There’s always going to be issues with cryptocurrency exchanges in the dark web flying under the radar, but if in your travels you find an above-board exchange that doesn’t offer these measures, it’s probably best not to do business with them. That way maybe we can send a message that non-compliance will be met with financial penalties, even if there’s no international agreements in place.
Another downside is that they only offer three coins: Bitcoin, Ethereum and USDC. Note that’s USDC rather than Tether or USDT. It’s essentially the representative coin for fiat currency, rather than USDT which inflates its market cap every other day to make itself more attractive to newbie investors who don’t know any better. It’s a fairly standard practices for exchanges to take your USD and convert it one-to-one with USDC so that shouldn’t come as much of a surprise to seasoned crypto-enthusiasts, but folks new to the class may take note.
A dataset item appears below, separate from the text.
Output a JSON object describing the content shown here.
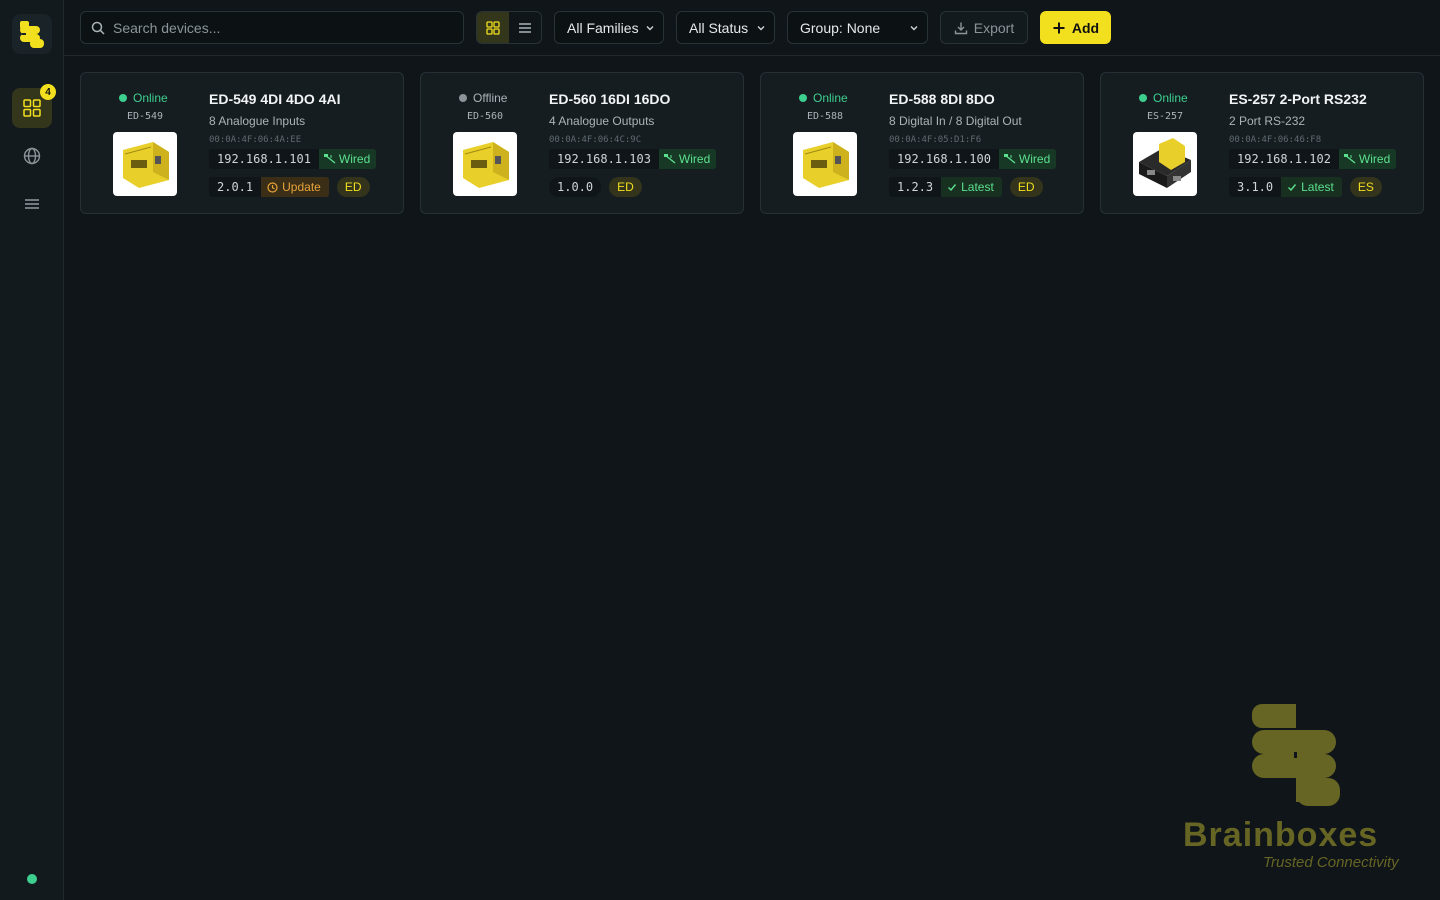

Still, if you’re looking to trade in more coins, you’re shit outta luck and there’s zero indication that they’re going to diversify in the future. Although, if they’re smart they will.
What I would have preferred to see when visiting their site was something indicating that they had found a way to secure their holdings. I’m not talking about a mix of hot and cold wallets, (although having a few lines about their division there wouldn’t hurt either) but whether or not they’ve chatted with the FDIC about garnering some variety of limited protection from hacking, robbery and loss—like KuCoin, who will be able to write off a certain amount of the money lost in their hack. Or maybe made some deals with insurance companies to put some small scale liability on their holdings like the Gemini Trust company did earlier this year. It would definitely work as a huge step towards legitimacy for an exchange would be gathering insurance, protection and a safety net to fall into for when (not if) they’re hacked.
Still, getting the first exchange on the NASDAQ can’t be discounted.